Knowledge also introduces the virtue of pragmatism into the mix, leaving the door open to having one’s moral views amended. Case in point is just before Eleven makes her decision to take a different path than Kali by not killing one of the men responsible for torturing her and her mother. Being given new information about the existence of children of his own affects her judgment of the situation.

It will be interesting to see how the show continues to explore the idea of how knowledge influences behavior, as it so often does. The fact that the Hawkins Lab exec is fully humanized by the end of the season is a remarkable experiment to this end.

In the beginning, he is the big bad antagonist that is in the way of our heroes, and is to be blamed for the ongoing operations. As we get to know him, we are tempted to put ourselves in his shoes, until we are asking that same question: Is it wrong to keep this a secret, knowing it will cause panic to tell everyone?

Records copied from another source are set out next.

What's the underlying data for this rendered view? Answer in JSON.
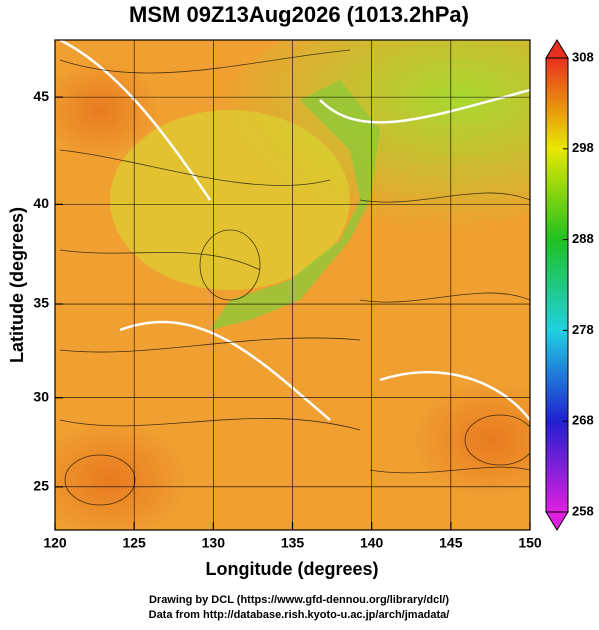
{
  "chart_data": {
    "type": "map",
    "title": "MSM 09Z13Aug2026 (1013.2hPa)",
    "xlabel": "Longitude (degrees)",
    "ylabel": "Latitude  (degrees)",
    "projection": "mercator",
    "xlim": [
      120,
      150
    ],
    "xticks": [
      120,
      125,
      130,
      135,
      140,
      145,
      150
    ],
    "ylim": [
      22.5,
      47.5
    ],
    "yticks": [
      25,
      30,
      35,
      40,
      45
    ],
    "grid": true,
    "colorbar": {
      "clim": [
        258,
        308
      ],
      "ticks": [
        258,
        268,
        278,
        288,
        298,
        308
      ],
      "colors": [
        "#e020e0",
        "#2020d0",
        "#20d0e0",
        "#20c020",
        "#e8e800",
        "#e83020"
      ]
    },
    "notes": [
      "Drawing by DCL (https://www.gfd-dennou.org/library/dcl/)",
      "Data from http://database.rish.kyoto-u.ac.jp/arch/jmadata/"
    ]
  }
}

Some movies and shows never bother showing its audience anything more that a probable scenario in which the decision is made to keep it secret until it’s too late. This reflects that cynicism I talked about at the beginning.

We’ve grown accustomed to storylines in which a group of anonymous men behind a curtain are keeping secret knowledge hidden from the masses, and so it is not questioned that this information will never see the light of day. It is “naive”, as one character puts it, to expect it to be any other way.

But this just begs the question: Is there anything wrong with that? Most people, if you asked them whether they think the world is getting better or worse, would answer quite negatively. They would also concur that most people scare easy. So perhaps this really is a good thing?

Stranger Things doesn’t seem to suggest that keeping this sort of thing a secret is a good thing, but taking the time to humanize the man in charge suggests that the opposite might not be true either. There is this grey area involving human action that must be addressed, which has no clear path. The show is an exploration of many philosophies, but it definitely accepts that there is a meaning to our existence.

When you see the unexpected success of films like Wonder Woman this year and Zootopia last year — both films with a refreshingly optimistic yet reasonable worldview about human behavior — it starts to look like there may be a shift happening.

We’ve had years of deconstructionist superhero movies, gritty and ultra-violent war movies, and depressingly ironic, awkward comedies. Feel-good, escapist spectacle has been with us since the dawn of cinema, but the zeitgeist of optimism comes and goes.

Stranger Things suggests that, when done right, and even despite our rather cynical society in general at present, we are looking for someone to just tell us we’re going to be alright. And that’s not that crazy when you think about it.